3) Accumulate and store energy; no lightening or vulcanism: Then let us suppose that these monomers were concentrated and numerous enough to somehow form into all the proteins and other biomolecules needed to run a living system. How could this unit come to produce, accumulate and store the energy that would be necessary for survival? Lightening and volcanos aren’t concentrated and of long enough duration to be reliable. For ultimate stability in power sourcing, cell’s produce their own energy. Ultimate self-sufficiency. How did randomly and sparsely produced monomers combine into the functional proteins that were somehow able to naturally self-organize to produce useable energy?
Dr. Nowicki certainly identifies some daunting tasks for those who have ultimate faith in the emergent powers of the ever-growing chemical complexity of self-organizing Matter. However, an even bigger challenge comes from the cell’s mutually interdependent systems. Check out next article.
1 Stephen Nowicki, Professor of Biology at Duke University in a 2004 lecture series for The Great Courses (an audio file). Nowicki was chosen for this task because of his skill as a lecturer and his contributions to the field of biology.
2 Notebook #49 Info Digestion: 4. Matter to Life: Evolution or Creation?

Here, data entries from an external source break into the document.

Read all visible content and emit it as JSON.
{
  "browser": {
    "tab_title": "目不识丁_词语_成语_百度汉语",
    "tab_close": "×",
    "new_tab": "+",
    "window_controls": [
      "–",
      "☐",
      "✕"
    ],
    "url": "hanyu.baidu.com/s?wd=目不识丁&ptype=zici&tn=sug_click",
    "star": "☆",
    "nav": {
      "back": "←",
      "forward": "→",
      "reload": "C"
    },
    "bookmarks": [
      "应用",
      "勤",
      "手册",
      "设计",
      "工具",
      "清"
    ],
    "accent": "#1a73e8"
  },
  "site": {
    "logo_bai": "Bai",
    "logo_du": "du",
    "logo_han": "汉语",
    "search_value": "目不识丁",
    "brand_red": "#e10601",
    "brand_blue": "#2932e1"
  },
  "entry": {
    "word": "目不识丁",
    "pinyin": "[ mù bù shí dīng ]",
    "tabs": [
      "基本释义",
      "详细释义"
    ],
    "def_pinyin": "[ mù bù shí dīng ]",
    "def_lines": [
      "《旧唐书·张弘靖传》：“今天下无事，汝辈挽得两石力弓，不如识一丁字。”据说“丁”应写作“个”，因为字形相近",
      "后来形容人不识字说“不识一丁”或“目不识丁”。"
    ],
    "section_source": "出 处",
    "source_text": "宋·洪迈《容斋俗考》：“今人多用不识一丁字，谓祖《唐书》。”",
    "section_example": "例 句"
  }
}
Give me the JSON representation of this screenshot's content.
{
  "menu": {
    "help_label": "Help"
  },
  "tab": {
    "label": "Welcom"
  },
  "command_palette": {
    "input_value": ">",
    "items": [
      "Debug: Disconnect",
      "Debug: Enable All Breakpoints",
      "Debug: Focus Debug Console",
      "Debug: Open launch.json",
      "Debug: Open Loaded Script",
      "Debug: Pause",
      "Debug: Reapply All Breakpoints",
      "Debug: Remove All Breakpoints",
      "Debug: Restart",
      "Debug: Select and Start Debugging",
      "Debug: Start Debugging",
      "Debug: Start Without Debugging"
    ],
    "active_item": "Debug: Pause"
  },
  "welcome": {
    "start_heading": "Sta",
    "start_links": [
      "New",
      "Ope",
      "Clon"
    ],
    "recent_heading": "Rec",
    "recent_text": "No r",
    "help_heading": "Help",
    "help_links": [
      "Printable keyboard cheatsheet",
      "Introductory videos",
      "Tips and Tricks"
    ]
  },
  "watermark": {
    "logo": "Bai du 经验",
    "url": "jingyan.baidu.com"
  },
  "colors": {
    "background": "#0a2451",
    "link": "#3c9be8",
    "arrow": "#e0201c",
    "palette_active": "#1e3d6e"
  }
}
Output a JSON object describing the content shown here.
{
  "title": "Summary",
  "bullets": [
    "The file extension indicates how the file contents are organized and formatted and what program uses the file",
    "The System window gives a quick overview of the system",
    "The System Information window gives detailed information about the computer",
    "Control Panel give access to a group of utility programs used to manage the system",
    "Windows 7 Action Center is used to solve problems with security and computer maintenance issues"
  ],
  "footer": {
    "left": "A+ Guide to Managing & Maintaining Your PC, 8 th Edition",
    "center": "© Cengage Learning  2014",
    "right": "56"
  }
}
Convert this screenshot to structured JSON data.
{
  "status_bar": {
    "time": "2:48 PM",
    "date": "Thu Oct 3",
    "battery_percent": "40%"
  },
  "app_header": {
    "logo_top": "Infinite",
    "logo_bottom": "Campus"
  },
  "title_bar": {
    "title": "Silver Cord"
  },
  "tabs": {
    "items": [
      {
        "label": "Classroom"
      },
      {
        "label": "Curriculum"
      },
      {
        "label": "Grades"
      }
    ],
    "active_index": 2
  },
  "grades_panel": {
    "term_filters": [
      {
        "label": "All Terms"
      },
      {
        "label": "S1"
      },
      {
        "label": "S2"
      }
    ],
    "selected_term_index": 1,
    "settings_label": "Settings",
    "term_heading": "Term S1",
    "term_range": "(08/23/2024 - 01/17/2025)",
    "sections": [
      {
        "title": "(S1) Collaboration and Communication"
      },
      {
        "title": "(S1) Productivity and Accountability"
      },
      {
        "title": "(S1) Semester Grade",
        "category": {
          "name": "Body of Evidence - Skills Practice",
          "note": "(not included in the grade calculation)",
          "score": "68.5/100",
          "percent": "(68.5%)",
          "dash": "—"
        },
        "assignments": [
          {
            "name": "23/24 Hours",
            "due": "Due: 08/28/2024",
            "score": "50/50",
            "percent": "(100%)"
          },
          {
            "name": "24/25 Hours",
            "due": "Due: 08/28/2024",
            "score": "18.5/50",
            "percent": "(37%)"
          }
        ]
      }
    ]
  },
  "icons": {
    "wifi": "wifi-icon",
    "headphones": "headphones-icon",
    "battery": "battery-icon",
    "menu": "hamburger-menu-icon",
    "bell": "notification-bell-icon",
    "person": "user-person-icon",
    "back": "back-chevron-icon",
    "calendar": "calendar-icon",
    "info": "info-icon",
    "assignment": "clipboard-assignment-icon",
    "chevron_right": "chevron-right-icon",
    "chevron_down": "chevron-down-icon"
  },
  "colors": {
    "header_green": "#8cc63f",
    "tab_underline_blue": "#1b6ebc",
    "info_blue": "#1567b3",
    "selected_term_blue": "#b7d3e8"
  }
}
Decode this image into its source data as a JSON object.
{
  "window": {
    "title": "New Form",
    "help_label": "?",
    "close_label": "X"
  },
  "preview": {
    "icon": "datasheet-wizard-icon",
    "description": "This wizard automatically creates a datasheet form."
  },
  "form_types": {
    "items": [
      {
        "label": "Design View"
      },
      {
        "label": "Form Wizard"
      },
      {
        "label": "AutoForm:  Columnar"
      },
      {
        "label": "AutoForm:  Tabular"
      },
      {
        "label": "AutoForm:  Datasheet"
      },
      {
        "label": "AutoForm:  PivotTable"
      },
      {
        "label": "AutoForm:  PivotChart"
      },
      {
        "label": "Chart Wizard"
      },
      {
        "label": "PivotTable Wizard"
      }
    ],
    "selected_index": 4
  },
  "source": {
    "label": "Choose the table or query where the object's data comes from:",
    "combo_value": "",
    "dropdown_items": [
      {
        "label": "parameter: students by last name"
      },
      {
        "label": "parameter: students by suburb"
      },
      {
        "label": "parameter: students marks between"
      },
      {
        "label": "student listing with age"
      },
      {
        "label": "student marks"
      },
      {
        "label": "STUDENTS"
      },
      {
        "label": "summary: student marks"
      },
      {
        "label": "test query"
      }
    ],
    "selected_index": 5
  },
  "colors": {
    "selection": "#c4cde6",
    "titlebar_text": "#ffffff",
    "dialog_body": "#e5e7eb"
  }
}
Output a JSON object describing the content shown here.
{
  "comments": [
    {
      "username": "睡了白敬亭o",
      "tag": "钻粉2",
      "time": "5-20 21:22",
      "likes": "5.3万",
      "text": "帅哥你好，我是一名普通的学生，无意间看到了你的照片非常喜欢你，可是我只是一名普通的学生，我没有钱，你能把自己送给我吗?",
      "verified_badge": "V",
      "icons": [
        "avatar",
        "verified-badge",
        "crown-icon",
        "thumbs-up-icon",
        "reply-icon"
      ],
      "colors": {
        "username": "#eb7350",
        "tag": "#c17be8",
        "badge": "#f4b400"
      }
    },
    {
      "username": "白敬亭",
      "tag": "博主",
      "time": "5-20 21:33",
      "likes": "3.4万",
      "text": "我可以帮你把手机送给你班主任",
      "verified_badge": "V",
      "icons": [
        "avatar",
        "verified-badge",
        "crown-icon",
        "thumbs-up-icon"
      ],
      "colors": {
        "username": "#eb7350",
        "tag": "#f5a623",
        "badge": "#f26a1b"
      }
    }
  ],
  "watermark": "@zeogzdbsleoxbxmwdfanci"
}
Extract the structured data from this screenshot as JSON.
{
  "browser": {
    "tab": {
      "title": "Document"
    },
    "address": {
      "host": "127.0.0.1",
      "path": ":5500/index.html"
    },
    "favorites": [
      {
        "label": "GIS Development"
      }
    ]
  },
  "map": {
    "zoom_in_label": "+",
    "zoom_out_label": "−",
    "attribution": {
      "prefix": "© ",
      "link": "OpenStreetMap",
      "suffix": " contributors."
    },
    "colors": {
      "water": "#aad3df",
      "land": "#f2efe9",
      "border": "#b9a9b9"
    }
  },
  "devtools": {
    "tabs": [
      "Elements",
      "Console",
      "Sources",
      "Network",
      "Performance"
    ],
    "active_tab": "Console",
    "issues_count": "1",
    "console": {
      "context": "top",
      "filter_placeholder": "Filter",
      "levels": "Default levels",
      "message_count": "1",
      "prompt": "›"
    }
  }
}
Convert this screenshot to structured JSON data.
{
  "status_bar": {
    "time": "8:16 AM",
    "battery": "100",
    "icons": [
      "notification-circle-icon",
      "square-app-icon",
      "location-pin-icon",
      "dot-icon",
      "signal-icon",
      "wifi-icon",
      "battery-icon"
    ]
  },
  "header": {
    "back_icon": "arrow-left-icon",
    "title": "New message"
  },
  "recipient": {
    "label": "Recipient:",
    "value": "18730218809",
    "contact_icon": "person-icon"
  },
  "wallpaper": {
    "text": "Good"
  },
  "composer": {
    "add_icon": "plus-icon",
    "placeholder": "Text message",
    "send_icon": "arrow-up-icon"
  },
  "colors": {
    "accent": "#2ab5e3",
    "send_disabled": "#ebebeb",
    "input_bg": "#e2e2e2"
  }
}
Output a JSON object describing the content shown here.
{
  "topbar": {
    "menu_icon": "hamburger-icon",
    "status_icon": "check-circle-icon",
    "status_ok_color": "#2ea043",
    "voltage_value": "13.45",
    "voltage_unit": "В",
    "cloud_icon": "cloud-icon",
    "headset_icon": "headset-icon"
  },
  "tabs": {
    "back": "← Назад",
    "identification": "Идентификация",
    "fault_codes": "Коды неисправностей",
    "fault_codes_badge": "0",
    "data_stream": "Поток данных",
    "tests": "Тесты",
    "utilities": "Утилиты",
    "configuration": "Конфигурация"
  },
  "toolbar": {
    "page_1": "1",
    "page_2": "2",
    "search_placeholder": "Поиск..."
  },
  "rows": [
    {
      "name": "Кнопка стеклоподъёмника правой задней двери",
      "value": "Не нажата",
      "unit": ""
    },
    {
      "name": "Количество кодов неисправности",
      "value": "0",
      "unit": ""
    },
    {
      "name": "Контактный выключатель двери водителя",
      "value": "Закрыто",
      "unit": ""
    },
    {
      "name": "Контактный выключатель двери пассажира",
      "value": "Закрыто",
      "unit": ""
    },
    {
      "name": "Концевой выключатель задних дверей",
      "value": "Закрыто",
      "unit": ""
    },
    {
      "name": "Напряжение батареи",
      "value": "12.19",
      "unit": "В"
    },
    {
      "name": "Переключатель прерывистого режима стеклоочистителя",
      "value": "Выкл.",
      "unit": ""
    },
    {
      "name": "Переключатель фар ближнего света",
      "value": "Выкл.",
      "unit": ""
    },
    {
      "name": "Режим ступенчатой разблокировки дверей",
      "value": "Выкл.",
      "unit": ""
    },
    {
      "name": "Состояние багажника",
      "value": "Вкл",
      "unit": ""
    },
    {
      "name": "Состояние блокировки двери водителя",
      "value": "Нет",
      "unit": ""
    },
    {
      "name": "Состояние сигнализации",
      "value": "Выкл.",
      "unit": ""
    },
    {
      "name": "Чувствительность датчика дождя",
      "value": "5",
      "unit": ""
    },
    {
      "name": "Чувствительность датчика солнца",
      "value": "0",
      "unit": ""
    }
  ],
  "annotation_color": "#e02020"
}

3 As we shall see, they have also conveniently ignored any evidence related to Life’s interactive relationship with information, e.g. music, history, religion, politics and psychology. Attention’s Realm of Experience is the name we have given to this enormous data set. Of equal importance to the Material Realms, we have dealt with this topic in more depth in Realm of Attention: Notebook #40.
4 Rather than oxygen-rich like we have today, the atmosphere was instead composed primarily of carbon dioxide. Oxygen breaks down organic compounds.